Bem-aventurados os que despem

Notícias de Rompecilha por Carlos Paiva

Bem-aventurados os que despem

• Carlos Paiva

De quantas coisas no mundo a nu se põem, despindo-as do que as envolve, tem o milho o seu quê de sedutor. Não é exagero dizê-lo. Para começar, tem a cor que tem o ouro. Um amarelo profundo, intenso, que é, também ele, uma riqueza – porque o pão, o pão nosso de cada dia, em sentido literal ou figurado, tem origem nesse grão e no trabalho a ele associado.

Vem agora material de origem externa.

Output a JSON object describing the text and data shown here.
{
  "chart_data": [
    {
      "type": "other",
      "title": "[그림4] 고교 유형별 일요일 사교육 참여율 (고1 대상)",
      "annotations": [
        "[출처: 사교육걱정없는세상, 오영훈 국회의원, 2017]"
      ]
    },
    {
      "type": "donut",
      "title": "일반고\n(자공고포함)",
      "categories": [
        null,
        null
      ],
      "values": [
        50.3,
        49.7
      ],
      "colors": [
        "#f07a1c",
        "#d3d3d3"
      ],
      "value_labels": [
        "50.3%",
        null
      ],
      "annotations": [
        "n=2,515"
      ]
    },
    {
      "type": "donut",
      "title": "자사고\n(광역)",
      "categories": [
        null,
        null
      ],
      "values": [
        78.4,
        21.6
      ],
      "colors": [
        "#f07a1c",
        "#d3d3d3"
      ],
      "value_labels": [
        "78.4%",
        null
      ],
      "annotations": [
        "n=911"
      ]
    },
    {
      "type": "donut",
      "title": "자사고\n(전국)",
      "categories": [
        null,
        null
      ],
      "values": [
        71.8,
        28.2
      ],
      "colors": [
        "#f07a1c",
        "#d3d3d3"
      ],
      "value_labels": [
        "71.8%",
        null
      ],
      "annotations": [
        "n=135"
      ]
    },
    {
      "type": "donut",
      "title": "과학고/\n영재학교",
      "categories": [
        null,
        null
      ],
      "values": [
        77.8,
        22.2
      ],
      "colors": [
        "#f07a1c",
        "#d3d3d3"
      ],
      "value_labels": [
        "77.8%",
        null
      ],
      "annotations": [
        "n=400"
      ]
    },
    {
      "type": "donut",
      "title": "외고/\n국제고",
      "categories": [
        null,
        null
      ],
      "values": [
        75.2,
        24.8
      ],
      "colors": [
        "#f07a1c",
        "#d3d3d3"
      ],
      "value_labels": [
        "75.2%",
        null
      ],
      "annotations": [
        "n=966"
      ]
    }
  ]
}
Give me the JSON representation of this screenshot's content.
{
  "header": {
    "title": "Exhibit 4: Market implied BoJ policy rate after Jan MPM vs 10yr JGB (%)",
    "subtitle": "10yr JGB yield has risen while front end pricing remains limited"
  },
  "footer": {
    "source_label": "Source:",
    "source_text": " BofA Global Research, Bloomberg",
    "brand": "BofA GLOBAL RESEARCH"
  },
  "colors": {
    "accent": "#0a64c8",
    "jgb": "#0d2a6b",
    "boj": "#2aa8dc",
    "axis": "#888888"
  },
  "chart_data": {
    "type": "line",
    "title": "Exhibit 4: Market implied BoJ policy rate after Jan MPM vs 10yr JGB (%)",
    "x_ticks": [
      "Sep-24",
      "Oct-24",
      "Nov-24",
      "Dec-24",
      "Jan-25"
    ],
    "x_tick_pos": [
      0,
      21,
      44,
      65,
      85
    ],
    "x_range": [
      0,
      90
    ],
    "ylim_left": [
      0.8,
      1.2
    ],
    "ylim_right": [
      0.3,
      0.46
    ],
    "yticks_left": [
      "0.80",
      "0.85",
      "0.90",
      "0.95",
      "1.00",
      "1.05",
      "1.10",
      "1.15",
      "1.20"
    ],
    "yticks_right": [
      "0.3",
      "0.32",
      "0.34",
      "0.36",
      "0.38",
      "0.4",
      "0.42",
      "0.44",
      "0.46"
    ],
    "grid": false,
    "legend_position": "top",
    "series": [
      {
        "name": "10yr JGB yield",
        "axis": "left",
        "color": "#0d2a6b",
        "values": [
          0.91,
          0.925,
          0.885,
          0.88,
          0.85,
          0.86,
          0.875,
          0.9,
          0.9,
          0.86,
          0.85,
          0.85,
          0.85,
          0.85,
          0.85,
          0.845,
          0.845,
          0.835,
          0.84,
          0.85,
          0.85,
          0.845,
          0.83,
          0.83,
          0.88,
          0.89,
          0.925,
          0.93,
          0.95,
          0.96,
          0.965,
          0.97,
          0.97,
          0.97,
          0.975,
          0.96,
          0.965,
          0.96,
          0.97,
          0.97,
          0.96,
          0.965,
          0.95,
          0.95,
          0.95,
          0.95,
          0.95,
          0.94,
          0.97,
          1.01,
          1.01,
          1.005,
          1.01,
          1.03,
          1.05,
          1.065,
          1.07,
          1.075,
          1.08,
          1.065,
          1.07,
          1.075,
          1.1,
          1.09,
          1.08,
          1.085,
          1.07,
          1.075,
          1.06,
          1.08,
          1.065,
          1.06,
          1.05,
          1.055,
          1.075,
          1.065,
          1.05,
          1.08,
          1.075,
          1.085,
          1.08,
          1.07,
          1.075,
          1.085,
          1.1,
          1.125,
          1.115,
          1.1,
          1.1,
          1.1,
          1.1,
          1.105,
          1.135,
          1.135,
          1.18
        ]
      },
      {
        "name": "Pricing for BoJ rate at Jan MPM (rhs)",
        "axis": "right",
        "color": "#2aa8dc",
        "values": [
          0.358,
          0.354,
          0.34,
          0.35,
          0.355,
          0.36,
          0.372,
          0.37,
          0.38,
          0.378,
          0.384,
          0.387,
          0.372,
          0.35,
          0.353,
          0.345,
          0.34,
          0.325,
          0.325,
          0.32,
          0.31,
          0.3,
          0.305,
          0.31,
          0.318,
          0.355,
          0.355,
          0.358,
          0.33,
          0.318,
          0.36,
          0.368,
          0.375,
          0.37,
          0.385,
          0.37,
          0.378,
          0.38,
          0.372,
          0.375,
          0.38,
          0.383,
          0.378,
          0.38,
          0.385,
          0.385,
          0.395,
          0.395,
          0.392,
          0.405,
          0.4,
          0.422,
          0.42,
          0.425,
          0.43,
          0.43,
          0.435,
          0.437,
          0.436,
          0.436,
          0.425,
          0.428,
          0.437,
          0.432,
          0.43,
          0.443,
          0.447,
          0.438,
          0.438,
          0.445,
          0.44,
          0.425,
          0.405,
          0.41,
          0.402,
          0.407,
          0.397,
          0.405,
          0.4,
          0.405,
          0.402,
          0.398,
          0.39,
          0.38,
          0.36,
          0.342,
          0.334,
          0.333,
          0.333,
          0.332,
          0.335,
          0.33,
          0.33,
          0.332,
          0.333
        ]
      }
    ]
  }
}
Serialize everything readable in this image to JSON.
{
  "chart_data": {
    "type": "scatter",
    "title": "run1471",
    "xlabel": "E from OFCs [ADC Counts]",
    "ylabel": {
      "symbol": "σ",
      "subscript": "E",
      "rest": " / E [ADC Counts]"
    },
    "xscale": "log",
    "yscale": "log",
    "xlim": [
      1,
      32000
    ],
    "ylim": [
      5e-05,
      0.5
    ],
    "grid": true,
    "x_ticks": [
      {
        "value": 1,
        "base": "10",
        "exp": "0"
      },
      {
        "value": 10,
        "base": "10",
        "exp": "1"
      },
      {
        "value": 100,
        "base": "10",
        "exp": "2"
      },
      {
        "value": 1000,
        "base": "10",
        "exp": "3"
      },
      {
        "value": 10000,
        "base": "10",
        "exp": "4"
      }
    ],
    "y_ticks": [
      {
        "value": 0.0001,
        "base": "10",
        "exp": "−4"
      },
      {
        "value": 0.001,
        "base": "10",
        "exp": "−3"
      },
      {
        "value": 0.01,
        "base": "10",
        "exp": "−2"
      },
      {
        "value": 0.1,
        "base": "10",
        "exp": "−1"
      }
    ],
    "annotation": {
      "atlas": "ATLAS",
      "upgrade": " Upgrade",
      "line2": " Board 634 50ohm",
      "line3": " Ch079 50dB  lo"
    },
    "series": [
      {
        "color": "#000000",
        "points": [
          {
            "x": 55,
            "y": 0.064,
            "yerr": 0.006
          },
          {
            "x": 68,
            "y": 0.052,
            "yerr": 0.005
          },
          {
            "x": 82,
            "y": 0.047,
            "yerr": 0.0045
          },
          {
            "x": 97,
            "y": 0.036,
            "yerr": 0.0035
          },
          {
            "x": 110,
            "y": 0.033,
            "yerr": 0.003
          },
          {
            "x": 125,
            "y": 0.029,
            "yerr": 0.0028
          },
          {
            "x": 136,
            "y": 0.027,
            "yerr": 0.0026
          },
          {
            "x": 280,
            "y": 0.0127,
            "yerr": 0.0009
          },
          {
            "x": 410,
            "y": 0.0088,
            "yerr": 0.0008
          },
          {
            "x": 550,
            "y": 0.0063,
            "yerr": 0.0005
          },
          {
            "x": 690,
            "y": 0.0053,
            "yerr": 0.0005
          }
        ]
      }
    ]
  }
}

E mesmo quando a espiga nos surpreende, saindo milho-rei, o vermelho que a distingue evoca, de algum modo, a cor do sangue, a cor do vinho, dois elementos que, poderosamente, nos irmanam, a nós, seres humanos.

A cascada (ou desfolhada, segundo outras sentenças) que, de há uns anos a esta parte, se tem vindo a realizar na aldeia de Rompecilha, por iniciativa da ACDR (Associação Cultural e Desportiva da Rompecilha), tem contribuído para que se irmanem não só as gentes da própria aldeia, mas também estas com as vindas de outras aldeias vizinhas (especialmente, por esta ocasião, as de Covelinhas e Mosteirô). O grão é comunhão. E não são só as espigas a serem descascadas: pela força do convívio, há histórias de outros tempos que, despindo-se a memória das vestes do esquecimento, vão, de igual modo, sendo trazidas ao presente. Há conversas, há risos, há música, há cantilenas, há comes & bebes, e assim, unidos em convívio, a nu se vai pondo o que há de melhor na nossa humana natureza.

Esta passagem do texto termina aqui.